In the foregoing three sub-sections both the proposed DTW based and the established feature vector based approaches to keyboard authentication were analysed in terms of accuracy, FRR and FAR. A summary of the results obtained is presented in Table 4 with respect to the three data set combinations considered. Mean values are included at the bottom of the table together with their associated Standard Deviation (SD). The table also includes Mean Reciprocal Rank (MRR) values for each approach and data set combination. MRR is an alternative evaluation measure that can be used to indicate the effectiveness of authentication systems [17]. MRR is a standard evaluation measure used in Information Retrieval (IR). It is a measure of how close the position of a desired result (identification) is to the top of a ranked list. MRR is calculated as follows:

$$\begin{aligned} MRR = \frac{1}{\vert Q \vert } . \sum _{i=1}^{\left| Q \right| } \frac{1}{r_{i}} \end{aligned}$$
(5)

where: (i) Q is a set of queries (in our case queries as to whether we have the correct subject or not), and (ii) \(r_i\) is the generated rank of the desired response to \(Q_i\). An MRR of 1.00 would indicate that all the results considered are correct, thus we wish to maximise MRR. With reference to Table 4, the average MRR with respect to the proposed time series based approach to KCA proposed combination, is 0.471; while for the feature vector based approach it is 0.221. Returning to Table 4, inspection of the results indicates that the proposed DTW based approach to keyboard authentication outperforms the exciting feature vector based approach by a significant margin.

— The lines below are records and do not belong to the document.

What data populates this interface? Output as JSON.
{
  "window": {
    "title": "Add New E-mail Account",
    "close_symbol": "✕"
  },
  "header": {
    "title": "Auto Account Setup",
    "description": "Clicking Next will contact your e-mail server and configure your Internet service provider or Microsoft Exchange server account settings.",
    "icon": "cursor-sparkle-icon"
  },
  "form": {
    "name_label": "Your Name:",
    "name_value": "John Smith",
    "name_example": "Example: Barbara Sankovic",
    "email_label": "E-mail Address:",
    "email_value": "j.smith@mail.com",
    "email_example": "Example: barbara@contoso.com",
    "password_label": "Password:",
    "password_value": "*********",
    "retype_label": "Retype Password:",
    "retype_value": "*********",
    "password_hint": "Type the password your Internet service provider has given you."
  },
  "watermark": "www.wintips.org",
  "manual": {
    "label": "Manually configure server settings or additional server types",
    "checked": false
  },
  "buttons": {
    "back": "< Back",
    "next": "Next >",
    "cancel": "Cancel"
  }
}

Table 4 Results obtained by representing keystroke features in the two approaches: (i) Time series, and (ii) Feature vector

7 Conclusion

An approach to KCA using time series analysis has been presented that takes into consideration the ordering of keystrokes. The process operates by representing keystroke timing attributes as discrete points in a time series where each point has a timestamp of some kind and an attribute value. The proposed representation used a sequential keypress numbering system as the time stamp, and flight time as the attribute (distance between key presses). DTW was adopted as the time series comparison mechanism. For evaluation purposes data was collected anonymously using a bespoke web-based tool designed to mimic the process of conducting online assessments (responding to discussion questions). The evaluation was conducted by comparing every subject to every other subject to determine whether we could distinguish between the two using: (i) the proposed technique and (ii) a feature vector based approach akin to that used in established work on KCA. With respect to the first set of experiments, an overall accuracy of 94.00 % was obtained. This compared very favourably with an accuracy of 79.53 %, obtained with respect to the second set of experiments. The results demonstrated that the proposed time series based approach to KCA had significant potential benefit in the context of user authentication with respect to online assessments such as those used in online learning and MOOCS. The authors belief that further improvement can be realised by considering n-dimensional time series (time series that consider more than one keystroke attribute). Future work will also be directed at confirming the findings using larger datasets.